Motivation Georgia Skroumpelou
With pride and excitement I apply for the Kivi EngD Award 2025 with my project, “Additive manufacturing of functional concrete: Lightweight Mortar With Cork & Local Composition Control”. It started with a question: Can additive manufacturing of functional concrete (otherwise known as 3D Concrete Printing (3DCP)) be part of the solution for climate change, housing crisis and manual labor shortage? Through the lens of transdisciplinarity, I answered it with industrial innovations, bringing tangible impact on the transformation of construction, contributing to the solution of complex societal, environmental and economic challenges (Fig 1), receiving a final grade of 9/10.

After five years in the digital construction industry, I saw the need for a holistic approach towards the implementation of 3DCP. Instead of squeezing 3DCP into existing norms, we should rethink the processes not only regarding the manufacturing methodology, but also the way of working itself; the way people, not the machines, should work for 3DCP. With this mindset, I pursued this EngD project to approach this challenge scientifically and through cross-functional collaboration.
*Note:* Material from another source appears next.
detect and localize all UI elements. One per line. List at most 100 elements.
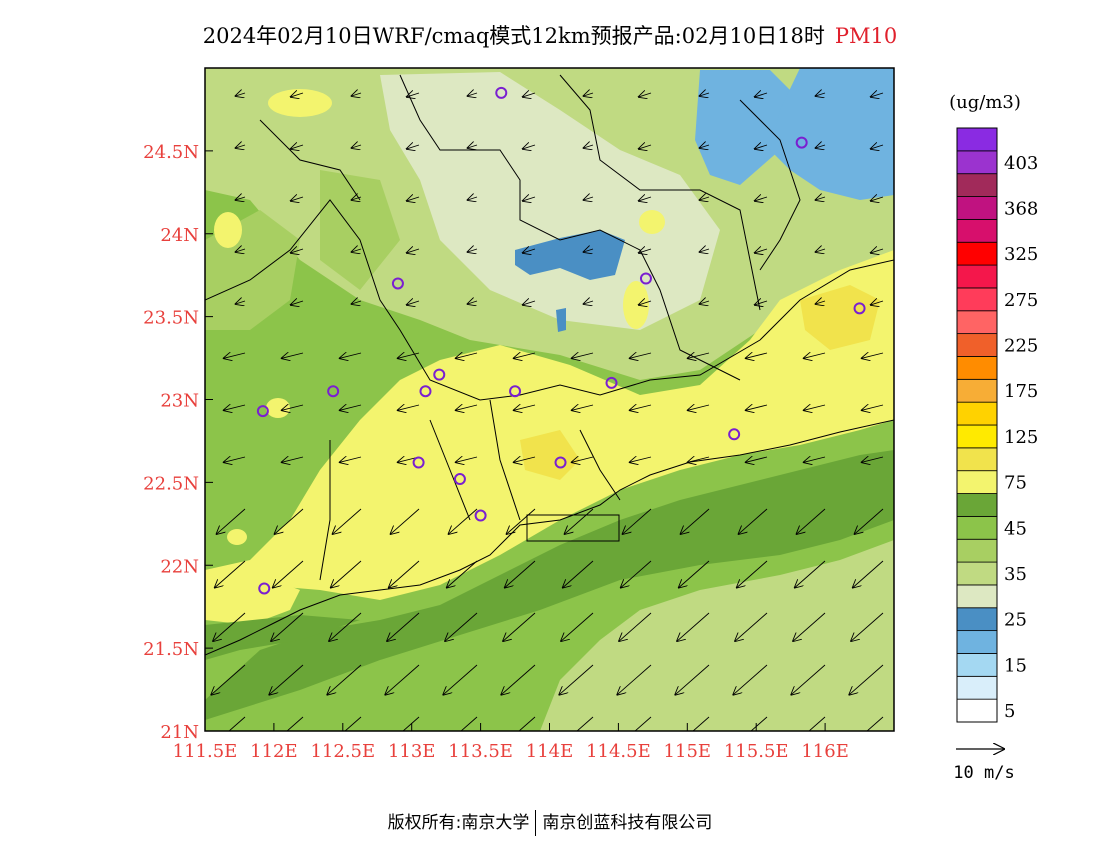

Together with two PhD researchers from TU/e, we combined structural engineering, material science, building physics, software & hardware development, systems engineering and project management to deliver, in less than 2 years, a full-scale physical demonstrator of a thermally enhanced residential wall with selectively variable material composition (Fig 2).

As the design engineer of this effort, I integrated academic research into end-to-end design workflows which seamlessly link design to production (Fig 3). The output of these workflows is twofold. Firstly, utilizing a newly developed mortar containing cork aggregates, I introduced a meso-scale metamaterial based on the Alternating Point Connection (APC) principle (Fig 5). This workflow populates the volume of the wall with APC unit cells, achieving 19% lower U-value compared to Fig 2. Integrated demonstrator Fig 3. End-to-end design workflows; (a) APC; (b) LCC benchmark 3DCP walls, meeting the Dutch standards for residential thermal comfort (U ≤ 0.21 W/m²K).

This wall acts both as load-bearing and façade, simplifying the production and transportation of prefabricated 3DCP walls. Secondly, using system automations in the dosing of the printing material components, I created a parametric model which translates the design into a printable geometry with variable material properties. This process is called Local Composition Control (LCC) (Fig 5). Now mass customization can be achieved, not only through design freedom – the main merit of 3DCP up to now – but also through bespoke material variation. Such process control enables 24/7 production lines, reduces human intervention, increases safety and limits material waste.

Bringing together material (micro-), manufacturability (meso-) and design (macro-scale), these new tools are part of the transformation of the built environment, pushing the boundaries of technology, enabling the paradigm shift towards concurrent engineering and taking our society one step closer to accessible, sustainable and comfortable housing and infrastructure.